Lc 19, 1-10 Jésus traversait la ville de Jéricho. Or, il y avait un homme du nom de Zachée ; il était le chef des collecteurs d’impôts, et c’était quelqu’un de riche. Il cherchait à voir qui était Jésus, mais il n’y arrivait pas à cause de la foule, car il était de petite taille. Il courut donc en avant et grimpa sur un sycomore pour voir Jésus qui devait passer par là. Arrivé à cet endroit, Jésus leva les yeux et l’interpella : « Zachée, descends vite : aujourd’hui il faut que j’aille demeurer dans ta maison. » Vite, il descendit, et reçut Jésus avec joie. Voyant cela, tous récriminaient : « Il est allé loger chez un pécheur. » Mais Zachée, s’avançant, dit au Seigneur : « Voilà, Seigneur : je fais don aux pauvres de la moitié de mes biens, et si j’ai fait du tort à quelqu’un, je vais lui rendre quatre fois plus. » Alors Jésus dit à son sujet : « Aujourd’hui, le salut est arrivé pour cette maison, car lui aussi est un fils d’Abraham. En effet, le Fils de l’homme est venu chercher et sauver ce qui était perdu. »

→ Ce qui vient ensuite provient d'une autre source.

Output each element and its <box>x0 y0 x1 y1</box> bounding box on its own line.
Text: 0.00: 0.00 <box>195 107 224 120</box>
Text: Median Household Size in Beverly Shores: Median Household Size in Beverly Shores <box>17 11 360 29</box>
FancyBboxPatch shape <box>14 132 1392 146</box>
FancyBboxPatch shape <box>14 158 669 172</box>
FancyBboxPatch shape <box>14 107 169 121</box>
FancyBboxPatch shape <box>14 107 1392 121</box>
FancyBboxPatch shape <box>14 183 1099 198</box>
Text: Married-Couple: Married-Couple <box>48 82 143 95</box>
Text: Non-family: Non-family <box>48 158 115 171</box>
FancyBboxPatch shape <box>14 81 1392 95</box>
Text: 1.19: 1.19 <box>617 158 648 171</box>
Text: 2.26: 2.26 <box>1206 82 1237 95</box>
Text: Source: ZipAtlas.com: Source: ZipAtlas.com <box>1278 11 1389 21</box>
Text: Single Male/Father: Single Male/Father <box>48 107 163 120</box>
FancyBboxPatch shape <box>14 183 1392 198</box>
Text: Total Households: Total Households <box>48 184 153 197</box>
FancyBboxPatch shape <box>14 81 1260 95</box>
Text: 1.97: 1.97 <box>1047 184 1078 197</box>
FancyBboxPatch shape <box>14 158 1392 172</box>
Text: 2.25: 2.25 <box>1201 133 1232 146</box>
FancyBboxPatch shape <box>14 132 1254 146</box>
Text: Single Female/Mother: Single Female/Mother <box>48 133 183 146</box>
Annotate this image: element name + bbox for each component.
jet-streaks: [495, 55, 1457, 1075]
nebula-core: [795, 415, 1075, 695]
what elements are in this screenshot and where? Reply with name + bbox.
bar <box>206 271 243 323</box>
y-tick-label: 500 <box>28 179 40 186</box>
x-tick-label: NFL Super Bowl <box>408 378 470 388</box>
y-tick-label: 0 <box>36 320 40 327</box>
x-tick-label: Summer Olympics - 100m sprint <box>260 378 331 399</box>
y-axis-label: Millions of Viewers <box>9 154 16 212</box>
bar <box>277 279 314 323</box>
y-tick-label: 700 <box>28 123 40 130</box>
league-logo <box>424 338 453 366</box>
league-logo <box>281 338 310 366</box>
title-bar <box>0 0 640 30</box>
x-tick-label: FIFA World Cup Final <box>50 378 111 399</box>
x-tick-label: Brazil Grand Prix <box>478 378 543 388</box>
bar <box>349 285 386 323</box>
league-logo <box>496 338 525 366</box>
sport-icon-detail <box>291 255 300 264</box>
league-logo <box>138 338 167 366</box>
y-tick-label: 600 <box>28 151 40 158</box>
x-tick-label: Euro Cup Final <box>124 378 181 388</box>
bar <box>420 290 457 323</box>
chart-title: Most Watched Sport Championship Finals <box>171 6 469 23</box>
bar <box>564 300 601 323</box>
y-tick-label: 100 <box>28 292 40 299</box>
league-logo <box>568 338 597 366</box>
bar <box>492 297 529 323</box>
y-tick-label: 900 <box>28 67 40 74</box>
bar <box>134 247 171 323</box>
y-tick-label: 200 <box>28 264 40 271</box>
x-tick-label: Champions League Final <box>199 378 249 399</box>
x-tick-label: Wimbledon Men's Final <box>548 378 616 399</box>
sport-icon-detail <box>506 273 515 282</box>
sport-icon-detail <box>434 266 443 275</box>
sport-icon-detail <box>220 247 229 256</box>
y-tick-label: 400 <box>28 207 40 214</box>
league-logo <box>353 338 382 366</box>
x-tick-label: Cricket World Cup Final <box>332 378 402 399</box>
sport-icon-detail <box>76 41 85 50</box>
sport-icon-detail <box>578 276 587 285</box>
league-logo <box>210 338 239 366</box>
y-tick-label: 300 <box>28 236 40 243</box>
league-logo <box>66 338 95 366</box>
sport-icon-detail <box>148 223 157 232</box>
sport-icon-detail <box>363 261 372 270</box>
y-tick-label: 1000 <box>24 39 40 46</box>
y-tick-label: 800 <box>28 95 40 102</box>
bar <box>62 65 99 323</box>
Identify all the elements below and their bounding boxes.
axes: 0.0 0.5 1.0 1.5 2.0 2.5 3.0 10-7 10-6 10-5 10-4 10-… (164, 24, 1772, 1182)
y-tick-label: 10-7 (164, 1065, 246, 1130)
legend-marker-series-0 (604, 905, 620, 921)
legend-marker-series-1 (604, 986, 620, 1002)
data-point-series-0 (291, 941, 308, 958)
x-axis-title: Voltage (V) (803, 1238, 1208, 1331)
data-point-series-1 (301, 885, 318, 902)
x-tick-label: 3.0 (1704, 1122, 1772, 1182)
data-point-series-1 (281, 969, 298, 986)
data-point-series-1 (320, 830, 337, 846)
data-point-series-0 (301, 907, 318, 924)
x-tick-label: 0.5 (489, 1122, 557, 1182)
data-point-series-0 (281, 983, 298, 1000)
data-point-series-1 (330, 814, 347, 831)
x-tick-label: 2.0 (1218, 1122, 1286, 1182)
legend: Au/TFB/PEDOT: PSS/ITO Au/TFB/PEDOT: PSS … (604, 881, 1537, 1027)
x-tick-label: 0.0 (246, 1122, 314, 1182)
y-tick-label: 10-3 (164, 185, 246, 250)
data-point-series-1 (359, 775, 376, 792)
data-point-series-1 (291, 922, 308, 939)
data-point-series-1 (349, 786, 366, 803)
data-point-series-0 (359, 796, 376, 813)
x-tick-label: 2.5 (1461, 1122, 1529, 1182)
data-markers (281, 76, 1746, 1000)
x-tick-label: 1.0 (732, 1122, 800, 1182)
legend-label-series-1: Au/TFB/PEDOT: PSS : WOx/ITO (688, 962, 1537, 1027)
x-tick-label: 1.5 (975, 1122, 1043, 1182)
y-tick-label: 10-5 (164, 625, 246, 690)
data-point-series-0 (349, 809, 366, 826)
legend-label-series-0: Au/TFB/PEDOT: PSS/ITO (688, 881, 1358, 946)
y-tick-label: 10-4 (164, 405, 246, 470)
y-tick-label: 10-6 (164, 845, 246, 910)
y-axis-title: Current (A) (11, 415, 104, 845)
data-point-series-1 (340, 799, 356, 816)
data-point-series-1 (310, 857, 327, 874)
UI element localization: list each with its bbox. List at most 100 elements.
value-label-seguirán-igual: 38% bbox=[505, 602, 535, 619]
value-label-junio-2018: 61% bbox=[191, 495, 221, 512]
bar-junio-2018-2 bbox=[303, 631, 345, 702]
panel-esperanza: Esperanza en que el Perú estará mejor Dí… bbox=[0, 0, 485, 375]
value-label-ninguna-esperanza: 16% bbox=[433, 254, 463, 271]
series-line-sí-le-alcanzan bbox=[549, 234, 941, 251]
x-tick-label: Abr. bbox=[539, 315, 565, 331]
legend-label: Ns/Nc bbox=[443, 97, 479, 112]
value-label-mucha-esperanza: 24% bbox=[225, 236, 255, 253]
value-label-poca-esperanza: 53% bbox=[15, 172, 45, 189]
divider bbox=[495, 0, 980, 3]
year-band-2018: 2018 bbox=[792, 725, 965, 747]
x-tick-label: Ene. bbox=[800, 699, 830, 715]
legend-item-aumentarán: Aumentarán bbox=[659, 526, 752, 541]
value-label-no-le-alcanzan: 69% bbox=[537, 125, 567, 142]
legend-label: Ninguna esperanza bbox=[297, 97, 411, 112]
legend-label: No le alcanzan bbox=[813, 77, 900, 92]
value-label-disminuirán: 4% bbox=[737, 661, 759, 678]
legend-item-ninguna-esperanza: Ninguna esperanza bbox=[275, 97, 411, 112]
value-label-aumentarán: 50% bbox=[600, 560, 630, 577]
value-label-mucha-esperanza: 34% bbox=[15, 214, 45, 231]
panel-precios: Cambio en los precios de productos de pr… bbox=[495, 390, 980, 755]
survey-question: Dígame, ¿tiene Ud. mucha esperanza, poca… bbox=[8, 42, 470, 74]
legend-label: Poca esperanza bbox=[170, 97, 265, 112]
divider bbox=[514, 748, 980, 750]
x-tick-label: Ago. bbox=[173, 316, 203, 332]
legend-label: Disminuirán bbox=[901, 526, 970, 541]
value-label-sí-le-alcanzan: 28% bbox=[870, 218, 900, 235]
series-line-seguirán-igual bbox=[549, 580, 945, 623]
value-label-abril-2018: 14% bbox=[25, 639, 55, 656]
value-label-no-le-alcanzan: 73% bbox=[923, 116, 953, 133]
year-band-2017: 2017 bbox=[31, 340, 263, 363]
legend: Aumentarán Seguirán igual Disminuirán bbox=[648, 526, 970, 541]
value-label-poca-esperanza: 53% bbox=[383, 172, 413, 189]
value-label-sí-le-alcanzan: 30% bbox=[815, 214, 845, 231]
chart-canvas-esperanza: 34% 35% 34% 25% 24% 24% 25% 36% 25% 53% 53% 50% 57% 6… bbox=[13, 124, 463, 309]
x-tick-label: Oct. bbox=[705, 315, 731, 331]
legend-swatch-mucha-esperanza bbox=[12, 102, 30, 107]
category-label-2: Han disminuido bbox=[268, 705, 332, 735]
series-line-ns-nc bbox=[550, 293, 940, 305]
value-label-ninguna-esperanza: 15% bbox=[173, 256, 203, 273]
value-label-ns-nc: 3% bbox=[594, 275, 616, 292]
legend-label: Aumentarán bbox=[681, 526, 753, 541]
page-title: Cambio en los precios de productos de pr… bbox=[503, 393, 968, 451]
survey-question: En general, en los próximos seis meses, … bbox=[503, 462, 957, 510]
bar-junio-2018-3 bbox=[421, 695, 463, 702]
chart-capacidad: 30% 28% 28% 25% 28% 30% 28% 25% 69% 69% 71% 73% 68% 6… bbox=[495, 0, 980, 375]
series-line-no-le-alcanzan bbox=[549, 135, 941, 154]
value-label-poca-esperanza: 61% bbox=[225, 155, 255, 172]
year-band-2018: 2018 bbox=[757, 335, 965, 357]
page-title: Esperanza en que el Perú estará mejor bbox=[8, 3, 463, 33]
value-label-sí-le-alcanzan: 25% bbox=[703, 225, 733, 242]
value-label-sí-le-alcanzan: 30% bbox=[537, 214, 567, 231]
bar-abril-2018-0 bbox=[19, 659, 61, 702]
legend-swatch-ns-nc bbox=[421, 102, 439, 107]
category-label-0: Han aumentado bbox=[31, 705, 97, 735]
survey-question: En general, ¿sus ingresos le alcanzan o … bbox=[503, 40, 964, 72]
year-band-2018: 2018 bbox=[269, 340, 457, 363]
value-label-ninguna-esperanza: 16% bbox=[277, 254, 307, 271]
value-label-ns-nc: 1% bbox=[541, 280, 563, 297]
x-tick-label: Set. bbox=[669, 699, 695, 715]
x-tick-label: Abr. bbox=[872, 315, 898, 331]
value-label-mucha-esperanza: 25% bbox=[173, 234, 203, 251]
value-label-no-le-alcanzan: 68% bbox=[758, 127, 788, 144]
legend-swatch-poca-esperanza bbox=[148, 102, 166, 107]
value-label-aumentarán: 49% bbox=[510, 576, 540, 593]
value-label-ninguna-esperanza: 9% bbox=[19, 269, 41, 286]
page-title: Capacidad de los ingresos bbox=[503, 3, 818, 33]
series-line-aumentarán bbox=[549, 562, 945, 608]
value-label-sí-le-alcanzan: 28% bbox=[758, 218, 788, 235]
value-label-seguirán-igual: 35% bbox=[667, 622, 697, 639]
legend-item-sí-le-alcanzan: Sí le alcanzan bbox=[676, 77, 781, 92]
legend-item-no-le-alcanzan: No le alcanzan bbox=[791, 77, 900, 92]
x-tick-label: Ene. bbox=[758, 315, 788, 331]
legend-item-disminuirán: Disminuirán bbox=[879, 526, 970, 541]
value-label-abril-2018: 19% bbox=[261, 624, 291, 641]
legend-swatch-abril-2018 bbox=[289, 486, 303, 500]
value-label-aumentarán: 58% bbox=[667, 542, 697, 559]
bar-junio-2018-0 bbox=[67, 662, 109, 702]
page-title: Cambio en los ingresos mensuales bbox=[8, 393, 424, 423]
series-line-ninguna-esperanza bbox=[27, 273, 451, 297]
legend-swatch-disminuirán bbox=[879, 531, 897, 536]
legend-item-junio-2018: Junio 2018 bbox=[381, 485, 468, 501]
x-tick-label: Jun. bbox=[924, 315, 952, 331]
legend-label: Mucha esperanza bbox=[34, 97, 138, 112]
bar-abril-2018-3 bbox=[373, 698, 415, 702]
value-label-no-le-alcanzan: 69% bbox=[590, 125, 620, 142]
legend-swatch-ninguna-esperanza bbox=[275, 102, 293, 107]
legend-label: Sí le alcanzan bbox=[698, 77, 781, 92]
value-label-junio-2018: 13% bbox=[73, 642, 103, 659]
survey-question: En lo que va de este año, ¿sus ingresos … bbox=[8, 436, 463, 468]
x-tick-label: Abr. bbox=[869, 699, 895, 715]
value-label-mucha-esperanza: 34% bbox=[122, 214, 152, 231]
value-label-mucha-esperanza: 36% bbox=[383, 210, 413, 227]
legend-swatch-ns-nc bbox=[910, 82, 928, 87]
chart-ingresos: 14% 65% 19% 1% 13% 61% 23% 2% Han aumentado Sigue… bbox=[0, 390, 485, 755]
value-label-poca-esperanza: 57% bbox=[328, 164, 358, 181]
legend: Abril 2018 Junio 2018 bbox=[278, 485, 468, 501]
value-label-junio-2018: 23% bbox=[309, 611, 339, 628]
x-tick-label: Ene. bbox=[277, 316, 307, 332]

Le texte que nous venons de lire a beau être bien connu, comme tous les textes d’Évangile, il reste étonnamment fascinant.

Et le premier point que je voudrais relever est le caractère un peu improbable de l’affaire. Dans son évangile, Lc nous explique que Jésus est en route vers Jérusalem. La montée vers Jérusalem, c’est le nouage de son destin : de sa vie d’homme et de sa mission de Fils de Dieu. On aurait pu imaginer que ce qui se passe en chemin n’a pas beaucoup d’importance puisque tout est tendu vers ce moment où Jésus entrant dans la ville devra accomplir ce qui est écrit de lui. Or, imaginer cela, c’est appliquer à Jésus nos propres conduites : nous fixons des objectifs, ce sont eux qui comptent, mais le reste, tout ce qui adjacent on s’en désintéresse… Or c’est justement là qu’est l’essentiel : rien d’humain, aucune personne n’est insignifiante devant Dieu. Même un type louche comme Zachée, et qui, de toute façon n’est pas grand-chose : il est peut-être important dans sa ville, mais Jéricho n’est pas Londres, New-York, Pékin ou Le Caire. C’est un tout petit endroit, vulgairement parlant un trou, un trou au fond d’un trou par-dessus le marché puisque nous nous trouvons au plus bas du globe, dans la grande dépression de la Araba, sous le niveau de la mer, en dessous de tout. Or, c’est précisément en ce lieu que Jésus va déclarer : aujourd’hui le salut est arrivé pour cette maison. Excusez du peu.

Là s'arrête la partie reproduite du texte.